SPACE AND COSMIC RAY PHYSICS ONLINE SEMINAR

University of Maryland
4:30 PM Monday, October 2, 2023
Talk Recording

Peter H. Yoon
IPST, University of Maryland

Analysis of Jovian Radio and Plasma Waves Detected by Juno (one of four NASA’s New Frontiers Program Missions)

NASA’s New Frontiers Program aims to explore planetary science problems with top priorities identified by the community. New Horizons (mission to Pluto), Juno (Jupiter mission), OSIRIS-REx (asteroid), and Dragonfly (Saturn’s moon Titan) are competitively selected. Under the collaborative research effort between the University of Maryland and University of Iowa, and supported by NASA’s New Frontier Data Analysis Program, we have begun to analyze the radio and plasma wave data taken by Juno. This talk will overview our research by first outlining some fundamental plasma theory of waves in the magnetized plasma environment. It is well known that radio and plasma wave emissions take place in various magnetized planetary magnetospheres including the Earth’s auroral zone and magnetosphere (e.g., Auroral Roar, MF Bursts, Auroral Kilometric Radiation or AKR) as well as in other planetary environments such as Jupiter’s and Saturn’s magnetosphere. Recently, plasma wave activities were detected even in the unmagnetized planet Mars. Modeling these radio and plasma wave emissions involve the theory of magnetoionic modes (X, O, W, and Z) and the study of their growth conditions. In the past, various linear growth analyses involving X, O, Z, and W modes have been carried out, and quasilinear transport theory with model wave intensities have been successfully employed for electron acceleration and loss processes in the context of the radiation belt physics.
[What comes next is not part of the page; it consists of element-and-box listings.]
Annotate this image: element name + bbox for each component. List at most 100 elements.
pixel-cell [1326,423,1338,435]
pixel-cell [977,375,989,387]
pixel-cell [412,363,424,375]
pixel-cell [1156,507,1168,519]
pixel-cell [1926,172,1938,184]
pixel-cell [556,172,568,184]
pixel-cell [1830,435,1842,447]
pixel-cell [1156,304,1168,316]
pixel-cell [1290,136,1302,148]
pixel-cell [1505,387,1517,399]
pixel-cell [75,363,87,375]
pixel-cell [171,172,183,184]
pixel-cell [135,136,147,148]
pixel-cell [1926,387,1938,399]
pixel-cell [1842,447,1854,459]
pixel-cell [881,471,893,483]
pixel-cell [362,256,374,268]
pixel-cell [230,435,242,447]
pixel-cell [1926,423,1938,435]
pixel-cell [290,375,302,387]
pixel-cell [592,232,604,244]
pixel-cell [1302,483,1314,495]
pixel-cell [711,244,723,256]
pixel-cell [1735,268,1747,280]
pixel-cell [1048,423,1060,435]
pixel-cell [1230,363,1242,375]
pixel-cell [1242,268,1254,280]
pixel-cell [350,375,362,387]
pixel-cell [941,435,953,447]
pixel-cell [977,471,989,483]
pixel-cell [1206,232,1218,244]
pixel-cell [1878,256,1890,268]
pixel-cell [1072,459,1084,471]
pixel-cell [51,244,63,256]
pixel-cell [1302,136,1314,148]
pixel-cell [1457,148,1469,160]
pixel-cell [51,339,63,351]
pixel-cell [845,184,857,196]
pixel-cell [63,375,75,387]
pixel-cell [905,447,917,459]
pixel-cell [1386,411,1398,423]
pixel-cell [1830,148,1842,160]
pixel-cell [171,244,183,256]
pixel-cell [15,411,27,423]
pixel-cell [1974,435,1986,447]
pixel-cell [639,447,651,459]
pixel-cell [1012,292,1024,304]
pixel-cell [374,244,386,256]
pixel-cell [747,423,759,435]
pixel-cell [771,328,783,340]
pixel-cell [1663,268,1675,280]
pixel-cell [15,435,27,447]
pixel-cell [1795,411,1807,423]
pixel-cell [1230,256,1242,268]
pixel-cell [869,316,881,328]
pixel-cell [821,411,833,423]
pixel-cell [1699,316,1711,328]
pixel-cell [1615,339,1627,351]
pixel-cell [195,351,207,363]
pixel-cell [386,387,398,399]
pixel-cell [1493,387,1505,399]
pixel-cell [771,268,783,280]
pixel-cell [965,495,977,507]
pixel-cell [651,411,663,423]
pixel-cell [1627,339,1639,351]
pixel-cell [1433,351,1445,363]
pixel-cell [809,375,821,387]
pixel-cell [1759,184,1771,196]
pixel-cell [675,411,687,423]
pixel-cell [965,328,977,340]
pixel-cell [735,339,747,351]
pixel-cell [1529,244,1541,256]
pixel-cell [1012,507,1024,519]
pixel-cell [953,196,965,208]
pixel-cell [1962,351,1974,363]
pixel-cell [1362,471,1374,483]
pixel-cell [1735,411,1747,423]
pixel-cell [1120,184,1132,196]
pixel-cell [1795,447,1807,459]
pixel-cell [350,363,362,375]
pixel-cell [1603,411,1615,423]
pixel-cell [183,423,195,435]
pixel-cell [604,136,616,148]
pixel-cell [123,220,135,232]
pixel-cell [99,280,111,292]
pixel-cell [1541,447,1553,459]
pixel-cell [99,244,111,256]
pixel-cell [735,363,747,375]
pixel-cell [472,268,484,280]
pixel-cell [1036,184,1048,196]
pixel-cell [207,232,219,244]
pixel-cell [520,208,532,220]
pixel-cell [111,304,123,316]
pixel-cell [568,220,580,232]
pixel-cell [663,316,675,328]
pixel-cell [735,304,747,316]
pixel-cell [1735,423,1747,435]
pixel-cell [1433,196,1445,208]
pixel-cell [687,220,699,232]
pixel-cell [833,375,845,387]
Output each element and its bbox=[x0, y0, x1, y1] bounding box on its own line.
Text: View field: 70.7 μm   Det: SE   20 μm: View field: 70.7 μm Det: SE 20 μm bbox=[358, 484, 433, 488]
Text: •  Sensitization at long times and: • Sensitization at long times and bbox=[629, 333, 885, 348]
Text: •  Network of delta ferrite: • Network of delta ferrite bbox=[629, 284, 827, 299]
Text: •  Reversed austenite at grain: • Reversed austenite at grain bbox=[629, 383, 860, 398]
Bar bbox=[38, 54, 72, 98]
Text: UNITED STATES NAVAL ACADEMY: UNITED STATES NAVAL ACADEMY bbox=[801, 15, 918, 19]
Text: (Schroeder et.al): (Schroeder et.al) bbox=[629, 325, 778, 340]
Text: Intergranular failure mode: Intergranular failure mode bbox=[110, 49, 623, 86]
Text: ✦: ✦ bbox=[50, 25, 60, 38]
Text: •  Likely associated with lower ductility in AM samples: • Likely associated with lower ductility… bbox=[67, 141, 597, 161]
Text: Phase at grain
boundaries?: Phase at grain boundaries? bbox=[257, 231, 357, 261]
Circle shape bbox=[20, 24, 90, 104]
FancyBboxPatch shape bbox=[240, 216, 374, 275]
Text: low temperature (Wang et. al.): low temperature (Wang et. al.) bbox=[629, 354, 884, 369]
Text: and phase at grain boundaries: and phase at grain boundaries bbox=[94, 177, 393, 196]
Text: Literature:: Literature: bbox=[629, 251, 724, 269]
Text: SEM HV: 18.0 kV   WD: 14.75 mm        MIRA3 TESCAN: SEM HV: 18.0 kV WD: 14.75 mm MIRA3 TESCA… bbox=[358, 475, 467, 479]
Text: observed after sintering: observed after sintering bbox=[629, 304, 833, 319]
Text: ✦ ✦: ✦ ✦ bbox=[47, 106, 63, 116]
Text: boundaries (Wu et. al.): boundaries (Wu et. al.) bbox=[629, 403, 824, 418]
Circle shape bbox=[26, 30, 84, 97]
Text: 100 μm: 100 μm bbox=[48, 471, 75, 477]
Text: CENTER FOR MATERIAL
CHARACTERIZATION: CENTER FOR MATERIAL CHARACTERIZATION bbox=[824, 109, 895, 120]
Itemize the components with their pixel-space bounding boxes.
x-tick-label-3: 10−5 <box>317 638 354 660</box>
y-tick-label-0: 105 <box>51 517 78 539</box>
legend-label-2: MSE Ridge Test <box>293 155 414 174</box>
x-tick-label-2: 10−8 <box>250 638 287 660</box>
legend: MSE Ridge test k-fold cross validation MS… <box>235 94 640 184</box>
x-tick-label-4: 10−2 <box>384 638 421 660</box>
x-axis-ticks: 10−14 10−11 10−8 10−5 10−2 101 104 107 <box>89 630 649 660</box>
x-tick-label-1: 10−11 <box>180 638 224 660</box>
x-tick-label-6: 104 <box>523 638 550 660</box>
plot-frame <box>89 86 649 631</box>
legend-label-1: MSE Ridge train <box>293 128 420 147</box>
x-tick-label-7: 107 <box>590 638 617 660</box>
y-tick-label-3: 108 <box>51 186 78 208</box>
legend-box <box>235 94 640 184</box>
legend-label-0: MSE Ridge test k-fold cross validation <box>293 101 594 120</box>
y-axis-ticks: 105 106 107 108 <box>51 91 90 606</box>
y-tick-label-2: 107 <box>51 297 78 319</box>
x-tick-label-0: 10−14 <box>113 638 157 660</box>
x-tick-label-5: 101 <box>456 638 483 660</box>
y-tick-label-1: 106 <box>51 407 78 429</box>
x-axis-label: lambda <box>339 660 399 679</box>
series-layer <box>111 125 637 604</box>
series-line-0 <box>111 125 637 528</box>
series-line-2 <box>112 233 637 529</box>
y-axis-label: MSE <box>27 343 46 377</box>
In our recent work, we also adopted the quasilinear wave analysis to analyze the Juno data, but unlike the customary approaches widely adopted in the radiation belt community, our approach is self-consistent in that the spectral wave intensity is calculated self-consistently rather than imposed as given. By employing such a method, recent works successfully reproduced the whistler wave dynamic spectrum and a combined spectra made of ordinary mode EM waves and upper-hybrid (Z) mode waves detected by NASA’s Juno spacecraft, thus enhancing the scientific return of the New Frontiers mission.